We sat down with Jamie Windust, a non-binary model, writer and speaker, to discuss how social media helped them find their identity, the limits and power of labels, and why the key to acceptance is more empathy.

Jamie Windust is an award-winning editor and writer, as well as a public speaker, model and the founder of FRUITCAKE magazine. Through all these touch points, Jamie is engaging with online and offline communities to breakdown societal barriers and shed light on the unsettling reality non-binary and trans people are still facing in society today. To learn more, follow Jamie on Instagram @jamiewindust

Jamie, when did you first feel a sense that you wanted to push back on society’s constraints and explore who you are?

If you think about school, you’re in a uniform the first 15-16 years of your life, so you don’t necessarily always have time to explore fashion. That ability to explore for me once I finished was kind of the first step into realizing that I felt more comfortable presenting more femininely than I had prior. 

“The way I found more language around non- binaryism and genderism was through social media.”

What was that period of time like for you? Did you have a way to express how you felt?

The way I found more language around non-binaryism and genderism was through social media. It wasn’t until about 18 that through it I found the people, the language, and was able to explore it and adopt that language and identity. 

People often write-off social media as being a superficial space, but it sounds like that’s not the case for you?

No, I think one of the best messages that I’ve gotten was from someone who was from my hometown in Dorset, which is a very rural town. It was from a dad, and he was basically saying that both of his children were non-binary and that they were very thankful that I was doing what I was doing. He was very happy because he felt like he could learn from me, and that it then helped his relationship with his children.

Do you have to deal with a lot of haters online? How do you cope with them?

It’s really bizarre. I very rarely receive online abuse, and if I do, what tends to happen is that it’s very concentrated and it’s for a very short amount of time. In contrast, when I’ve got makeup and I’m presenting in a femme way in public, the reaction is like 99% negative. That’s why I value social media so much, because it’s like the other side of the coin.

You do a lot of public speaking and events around the UK and Europe. Are those conversations different from the ones you’re having online? 

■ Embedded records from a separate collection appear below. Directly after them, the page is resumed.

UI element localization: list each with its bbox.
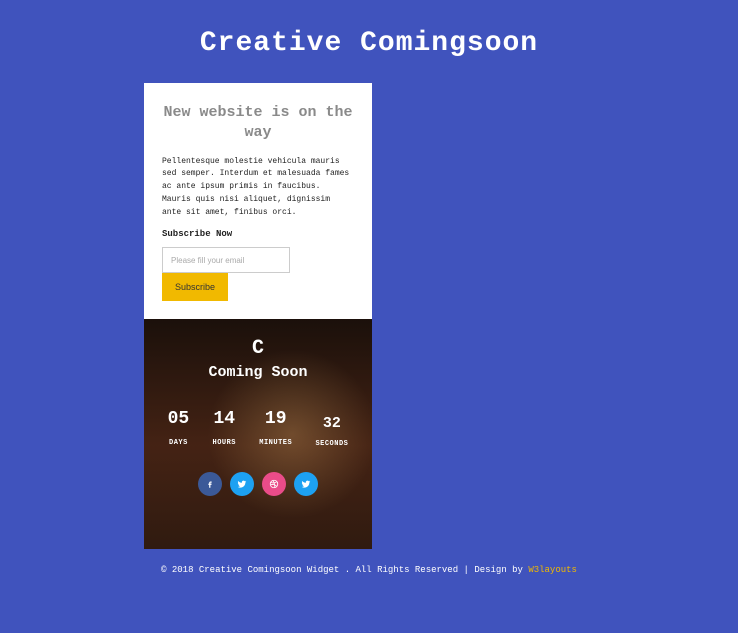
minutes-label: MINUTES xyxy=(259,439,292,447)
subscribe-panel: New website is on the way Pellentesque m… xyxy=(144,83,372,319)
twitter2-icon[interactable] xyxy=(294,472,318,496)
hours-label: HOURS xyxy=(213,439,237,447)
coming-soon-title: Coming Soon xyxy=(156,364,360,381)
email-field[interactable] xyxy=(162,247,290,273)
subscribe-button[interactable]: Subscribe xyxy=(162,273,228,301)
seconds-label: SECONDS xyxy=(315,440,348,448)
countdown-minutes: 19 MINUTES xyxy=(259,409,292,448)
facebook-icon[interactable] xyxy=(198,472,222,496)
dribbble-icon[interactable] xyxy=(262,472,286,496)
countdown-hours: 14 HOURS xyxy=(213,409,237,448)
footer-text: © 2018 Creative Comingsoon Widget . All … xyxy=(161,565,528,575)
days-value: 05 xyxy=(168,409,190,429)
minutes-value: 19 xyxy=(259,409,292,429)
logo-letter: C xyxy=(156,337,360,360)
subheading: New website is on the way xyxy=(162,103,354,144)
twitter-icon[interactable] xyxy=(230,472,254,496)
days-label: DAYS xyxy=(168,439,190,447)
hours-value: 14 xyxy=(213,409,237,429)
subscribe-label: Subscribe Now xyxy=(162,229,354,239)
countdown-panel: C Coming Soon 05 DAYS 14 HOURS 19 MINUTE… xyxy=(144,319,372,549)
footer: © 2018 Creative Comingsoon Widget . All … xyxy=(0,565,738,575)
coming-soon-card: New website is on the way Pellentesque m… xyxy=(144,83,372,549)
countdown-seconds: 32 SECONDS xyxy=(315,409,348,448)
seconds-value: 32 xyxy=(315,415,348,432)
social-links xyxy=(156,472,360,496)
page-title: Creative Comingsoon xyxy=(0,0,738,83)
countdown-days: 05 DAYS xyxy=(168,409,190,448)
description-text: Pellentesque molestie vehicula mauris se… xyxy=(162,156,354,220)
footer-link[interactable]: W3layouts xyxy=(528,565,577,575)
countdown-timer: 05 DAYS 14 HOURS 19 MINUTES 32 SECONDS xyxy=(156,409,360,448)
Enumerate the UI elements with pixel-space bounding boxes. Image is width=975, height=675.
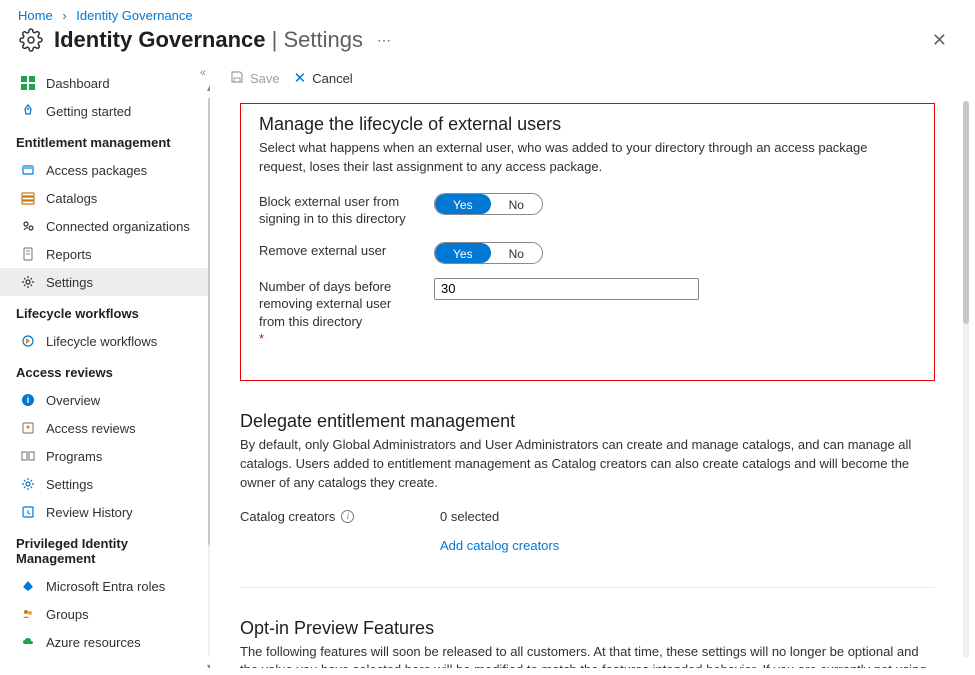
programs-icon xyxy=(20,448,36,464)
entra-icon xyxy=(20,578,36,594)
sidebar-item-overview[interactable]: i Overview xyxy=(0,386,210,414)
report-icon xyxy=(20,246,36,262)
block-signin-toggle[interactable]: Yes No xyxy=(434,193,543,215)
catalog-icon xyxy=(20,190,36,206)
toggle-no[interactable]: No xyxy=(491,194,542,214)
remove-user-row: Remove external user Yes No xyxy=(259,242,916,264)
sidebar-item-label: Getting started xyxy=(46,104,131,119)
toggle-yes[interactable]: Yes xyxy=(435,243,491,263)
close-icon[interactable]: ✕ xyxy=(932,30,947,51)
block-signin-label: Block external user from signing in to t… xyxy=(259,193,414,228)
workflow-icon xyxy=(20,333,36,349)
sidebar-item-label: Azure resources xyxy=(46,635,141,650)
sidebar-item-label: Access packages xyxy=(46,163,147,178)
dashboard-icon xyxy=(20,75,36,91)
catalog-creators-count: 0 selected xyxy=(440,509,499,524)
section-separator xyxy=(240,587,935,588)
breadcrumb-separator: › xyxy=(62,8,66,23)
delegate-desc: By default, only Global Administrators a… xyxy=(240,436,935,493)
access-icon xyxy=(20,420,36,436)
sidebar-item-groups[interactable]: Groups xyxy=(0,600,210,628)
info-icon: i xyxy=(20,392,36,408)
save-icon xyxy=(230,70,244,87)
lifecycle-section-highlight: Manage the lifecycle of external users S… xyxy=(240,103,935,381)
sidebar: « ▲ ▼ Dashboard Getting started Entitlem… xyxy=(0,61,210,668)
sidebar-item-label: Dashboard xyxy=(46,76,110,91)
sidebar-item-label: Review History xyxy=(46,505,133,520)
rocket-icon xyxy=(20,103,36,119)
sidebar-item-dashboard[interactable]: Dashboard xyxy=(0,69,210,97)
days-label: Number of days before removing external … xyxy=(259,278,414,348)
sidebar-item-label: Reports xyxy=(46,247,92,262)
svg-text:i: i xyxy=(27,395,30,405)
sidebar-item-connected-orgs[interactable]: Connected organizations xyxy=(0,212,210,240)
add-catalog-creators-link[interactable]: Add catalog creators xyxy=(440,538,559,553)
gear-blue-icon xyxy=(20,476,36,492)
sidebar-item-access-packages[interactable]: Access packages xyxy=(0,156,210,184)
sidebar-item-label: Access reviews xyxy=(46,421,136,436)
sidebar-item-reports[interactable]: Reports xyxy=(0,240,210,268)
cancel-icon: ✕ xyxy=(294,69,307,87)
toggle-yes[interactable]: Yes xyxy=(435,194,491,214)
package-icon xyxy=(20,162,36,178)
page-title: Identity Governance | Settings xyxy=(54,27,363,53)
info-icon[interactable]: i xyxy=(341,510,354,523)
sidebar-item-ar-settings[interactable]: Settings xyxy=(0,470,210,498)
lifecycle-title: Manage the lifecycle of external users xyxy=(259,114,916,135)
org-icon xyxy=(20,218,36,234)
cancel-button[interactable]: ✕ Cancel xyxy=(294,69,353,87)
sidebar-item-catalogs[interactable]: Catalogs xyxy=(0,184,210,212)
breadcrumb: Home › Identity Governance xyxy=(0,0,975,25)
toggle-no[interactable]: No xyxy=(491,243,542,263)
sidebar-item-label: Connected organizations xyxy=(46,219,190,234)
sidebar-group-lifecycle: Lifecycle workflows xyxy=(0,296,210,327)
sidebar-item-label: Settings xyxy=(46,477,93,492)
toolbar: Save ✕ Cancel xyxy=(210,61,975,95)
lifecycle-desc: Select what happens when an external use… xyxy=(259,139,916,177)
groups-icon xyxy=(20,606,36,622)
collapse-sidebar-icon[interactable]: « xyxy=(200,67,206,79)
sidebar-item-getting-started[interactable]: Getting started xyxy=(0,97,210,125)
breadcrumb-home[interactable]: Home xyxy=(18,8,53,23)
preview-desc: The following features will soon be rele… xyxy=(240,643,935,669)
sidebar-item-azure-resources[interactable]: Azure resources xyxy=(0,628,210,656)
sidebar-item-entra-roles[interactable]: Microsoft Entra roles xyxy=(0,572,210,600)
gear-icon xyxy=(18,27,44,53)
delegate-title: Delegate entitlement management xyxy=(240,411,935,432)
history-icon xyxy=(20,504,36,520)
block-signin-row: Block external user from signing in to t… xyxy=(259,193,916,228)
save-button[interactable]: Save xyxy=(230,70,280,87)
sidebar-group-access-reviews: Access reviews xyxy=(0,355,210,386)
sidebar-item-label: Microsoft Entra roles xyxy=(46,579,165,594)
cloud-icon xyxy=(20,634,36,650)
remove-user-toggle[interactable]: Yes No xyxy=(434,242,543,264)
sidebar-item-label: Catalogs xyxy=(46,191,97,206)
sidebar-item-label: Programs xyxy=(46,449,102,464)
catalog-creators-label: Catalog creators i xyxy=(240,509,420,524)
breadcrumb-page[interactable]: Identity Governance xyxy=(76,8,192,23)
gear-icon xyxy=(20,274,36,290)
more-icon[interactable]: ⋯ xyxy=(377,32,391,49)
sidebar-group-terms: Terms of use xyxy=(0,656,210,668)
content-scrollbar[interactable] xyxy=(963,101,969,658)
preview-section: Opt-in Preview Features The following fe… xyxy=(240,618,935,669)
sidebar-item-label: Overview xyxy=(46,393,100,408)
sidebar-item-programs[interactable]: Programs xyxy=(0,442,210,470)
sidebar-item-label: Lifecycle workflows xyxy=(46,334,157,349)
sidebar-item-access-reviews[interactable]: Access reviews xyxy=(0,414,210,442)
page-header: Identity Governance | Settings ⋯ ✕ xyxy=(0,25,975,61)
delegate-section: Delegate entitlement management By defau… xyxy=(240,411,935,553)
sidebar-item-settings[interactable]: Settings xyxy=(0,268,210,296)
sidebar-group-entitlement: Entitlement management xyxy=(0,125,210,156)
remove-user-label: Remove external user xyxy=(259,242,414,260)
days-row: Number of days before removing external … xyxy=(259,278,916,348)
sidebar-item-lifecycle-workflows[interactable]: Lifecycle workflows xyxy=(0,327,210,355)
sidebar-item-label: Groups xyxy=(46,607,89,622)
preview-title: Opt-in Preview Features xyxy=(240,618,935,639)
sidebar-group-pim: Privileged Identity Management xyxy=(0,526,210,572)
sidebar-item-review-history[interactable]: Review History xyxy=(0,498,210,526)
sidebar-item-label: Settings xyxy=(46,275,93,290)
days-input[interactable] xyxy=(434,278,699,300)
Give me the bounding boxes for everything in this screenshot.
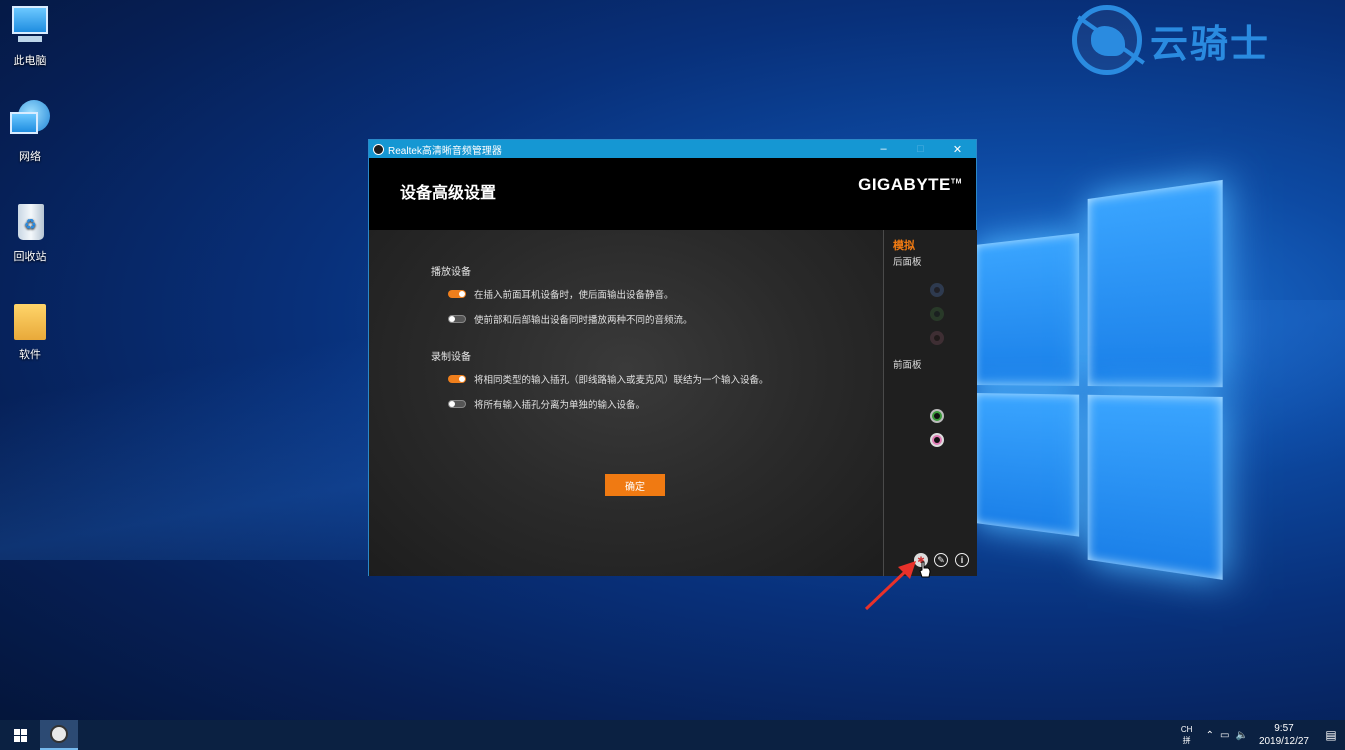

So sometimes when I go and do these talks and the topics of these conversations are fairly palatable, because I’m talking to a new audience, I can find it quite frustrating because I feel like these aren’t the conversations that we need to be having right now. We are just kind of like, ‘this is what trans is’ and ‘this is what non-binary is’. But sometimes it’s important to just say what’s really happening right now. 

We are in a situation where there’s an obnoxious amount of transphobic press every single day. There’s a new alliance that’s just been formed called the LBG Alliance, that are basically trying to remove the T. So that’s been getting a lot of press, and it’s very difficult for trans people at the moment. 

Jamie Windust uses their Instagram (@jamiewindust) as a platform to discuss LGBTQIA+ rights and visibility.

Let’s talk about labels. How is the non-binary label different from those that have come before it?

The counter argument to being non-binary is, ‘How can you label something that is essentially about taking away labels?’ But sometimes it’s about the intention and the context of that label. The label itself isn’t necessarily bad.

For example, if you look at society’s labels, those are often labels that are placed upon people and then create stereotypes and expectations. Whereas, the non-binary label flips that and allows us to identify ourself and create a community. It’s not a label that’s given to us, and then loaded with lots of expectations. It’s actually a label that frees us from the labels we’ve been given previously.

"If you look at society’s labels, those are often labels that are placed upon people and then create stereotypes and expectations."

What do you think the future holds? Will labels ever lose their meaning?

So I personally like the label ‘non-binary’, because it gives you a community. However, I do also think that the non-binary label is only necessary because people can’t fathom the notion of living label-free. You have to kind of appease people slightly by giving them a label so that they can at least know who you are and what you are. It’s like an evolution. I think that labels will continue to merge and change. Which is quite exciting actually, because it means that in future generations the language will continue to evolve.

You express optimism for future generations. What do you think is the key to getting more acceptance of different identities today?

Empathy. It’s the most important thing. People definitely rely on the trope of, ‘this is new. I have no idea what it means.’ But it’s not new, it’s just new to you. They need to come, de-center themselves from the conversation, take their fragility away and actually listen and take what we are saying as lived experience. 

A lot of people today want to educate themselves for performative reasons, to make themselves look better. When I’ve worked with brands before and I’ve done talks, sometimes it’s very obvious that they are just doing it because they want to appear that they are woke. 

We’ve seen a lot of brands engage with the LGBTQIA+ community poorly. In your view, how can they do better? 

Yeah it’s frustrating. What I’ve started to do is make sure that the brands that I’m working with are either donating to charity or matching my fee to a charity, employing non-binary or trans people on set and briefing everyone about pronouns. 

“People definitely rely on the trope of, ‘this is new. I have no idea what it means,’ but it’s not new, it’s just new to you.” 

I work really hard to make sure that it’s accessible, but it’s difficult. Marginalized identities working with brands is only ever going to continue. But brands aren’t reaching out to anyone from the community until they want to put them in the ad. I would rather be reached out to chat about how behind the scenes can be better and how the structure of brand campaigns can be better, rather than trying to change the system as the face of it.